Un Etat s’enrichit en créant de la richesse et en levant l’impôt sur ces mêmes richesses. Richesses et impôt sont intimement liés.
La création de richesses passe par la Formation brute de capital fixe, c’est-à-dire les investissements que l’Etat réalise en puisant sur ses propres ressources ou en empruntant. Ressources propres, emprunt et investissement forment un trio indissociable pour un Etat.
Les ressources propres de l’Etat sont les revenus tirés de son portefeuille d’actions, de ses placements, des dons et de l’impôt sous toutes ses formes. Ce dernier occupe, bien entendu, la part du lion. Plus de 95% du total, généralement.
Les Etats non industrialisés comme le Sénégal mettent souvent une grande pression fiscale pour boucler leur budget. Par exemple, en 2022, le ratio impôts/PIB était de 19,8% au Sénégal, supérieur de 3.8 points à la moyenne des 36 pays d’Afrique en 2024, qui était de 16%.
Comment élargir l’assiette fiscale dans ces conditions ?
L’élargissement de l’assiette fiscale se heurte à des considérations objectives que sont la pauvreté, l’informel et la perception punitive de l’impôt.
Le pauvre ne peut payer par essence tandis que l’informel échappe à l’impôt par définition. Or, le Sénégal était classé 170e sur 191 pays en 2022 pour ce qui est de l’Indice de développement humain; les Nations-Unies considèrent que 50% des Sénégalais sont multidimensionnellement pauvres et 18% vulnérables à la pauvreté multidimensionnelle. Ils ne sont juste pas imposables.
Une enquête du journal Le Monde révèle que 97,5% des entreprises à Dakar sont informelles; seuls 10% environ des travailleurs sont dans le secteur formel (secteurs public et privé).
Dans le cas spécifique du Sénégal, il n’ y a qu’un seul moyen acceptable d’élargir l’assiette fiscale : création de richesses et d’emplois, recul de l’informel.
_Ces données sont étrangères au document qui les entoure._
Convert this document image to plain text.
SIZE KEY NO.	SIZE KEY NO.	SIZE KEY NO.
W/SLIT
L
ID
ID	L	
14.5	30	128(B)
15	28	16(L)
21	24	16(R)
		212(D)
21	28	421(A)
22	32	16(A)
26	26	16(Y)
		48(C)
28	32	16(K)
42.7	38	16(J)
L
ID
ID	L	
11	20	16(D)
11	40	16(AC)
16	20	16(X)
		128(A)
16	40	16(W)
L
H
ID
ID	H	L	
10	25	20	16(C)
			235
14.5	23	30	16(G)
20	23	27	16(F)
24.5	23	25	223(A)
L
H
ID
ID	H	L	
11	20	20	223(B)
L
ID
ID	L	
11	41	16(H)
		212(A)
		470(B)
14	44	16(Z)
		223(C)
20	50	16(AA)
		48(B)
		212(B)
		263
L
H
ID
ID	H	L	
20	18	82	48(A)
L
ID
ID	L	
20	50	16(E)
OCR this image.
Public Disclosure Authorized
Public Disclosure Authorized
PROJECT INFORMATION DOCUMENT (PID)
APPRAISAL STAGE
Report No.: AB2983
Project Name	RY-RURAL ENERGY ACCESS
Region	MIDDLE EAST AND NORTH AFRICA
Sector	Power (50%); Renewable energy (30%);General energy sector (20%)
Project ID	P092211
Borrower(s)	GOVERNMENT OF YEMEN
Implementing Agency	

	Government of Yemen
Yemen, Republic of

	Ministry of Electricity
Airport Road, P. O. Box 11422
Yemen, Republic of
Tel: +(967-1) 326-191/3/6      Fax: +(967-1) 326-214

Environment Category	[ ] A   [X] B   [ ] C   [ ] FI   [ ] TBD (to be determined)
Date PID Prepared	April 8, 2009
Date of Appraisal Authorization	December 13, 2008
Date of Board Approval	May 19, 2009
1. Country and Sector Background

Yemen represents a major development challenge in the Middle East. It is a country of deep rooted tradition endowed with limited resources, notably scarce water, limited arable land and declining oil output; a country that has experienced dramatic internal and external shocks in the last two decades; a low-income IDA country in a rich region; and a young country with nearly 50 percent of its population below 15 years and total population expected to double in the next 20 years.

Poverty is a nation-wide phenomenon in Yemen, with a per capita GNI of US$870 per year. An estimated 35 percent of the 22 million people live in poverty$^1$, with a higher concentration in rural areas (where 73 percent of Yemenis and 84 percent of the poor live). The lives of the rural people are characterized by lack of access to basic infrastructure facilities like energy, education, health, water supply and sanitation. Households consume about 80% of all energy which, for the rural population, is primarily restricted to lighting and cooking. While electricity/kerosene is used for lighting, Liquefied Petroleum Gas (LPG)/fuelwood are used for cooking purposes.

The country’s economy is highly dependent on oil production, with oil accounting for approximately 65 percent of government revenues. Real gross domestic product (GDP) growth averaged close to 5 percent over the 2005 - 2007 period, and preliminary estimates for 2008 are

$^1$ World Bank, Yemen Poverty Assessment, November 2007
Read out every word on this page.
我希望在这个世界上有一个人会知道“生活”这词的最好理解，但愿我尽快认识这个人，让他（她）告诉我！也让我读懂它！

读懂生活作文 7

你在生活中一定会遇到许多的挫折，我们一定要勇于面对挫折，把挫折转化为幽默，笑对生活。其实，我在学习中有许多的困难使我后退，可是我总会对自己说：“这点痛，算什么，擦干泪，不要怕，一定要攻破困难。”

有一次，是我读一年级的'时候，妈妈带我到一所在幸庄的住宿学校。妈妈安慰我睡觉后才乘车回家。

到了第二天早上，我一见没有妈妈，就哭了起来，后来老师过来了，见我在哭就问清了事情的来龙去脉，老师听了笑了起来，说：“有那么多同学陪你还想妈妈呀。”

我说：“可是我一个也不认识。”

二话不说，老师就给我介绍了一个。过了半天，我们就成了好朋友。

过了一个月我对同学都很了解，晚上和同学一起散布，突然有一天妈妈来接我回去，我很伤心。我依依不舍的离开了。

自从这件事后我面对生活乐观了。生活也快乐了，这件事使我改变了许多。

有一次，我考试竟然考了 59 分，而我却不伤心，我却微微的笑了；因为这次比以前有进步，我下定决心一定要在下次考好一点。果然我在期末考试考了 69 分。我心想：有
Or, grand paradoxe, il n’y a pas d’investissement visible présentement et des milliers d’emplois sont détruits dans le public et le privé, alimentant le secteur informel.
L’élargissement de l’assiette fiscale est certes le discours-réflexe d’un fiscaliste au pouvoir, mais elle ne se décrète pas dans un pays comme le Sénégal, pauvre, informel et défiant vis-à-vis de l’impôt.
Vous voulez l’élargir l’assiette fiscale? Investissez, créez des richesses et des emplois, faites reculer l’informel.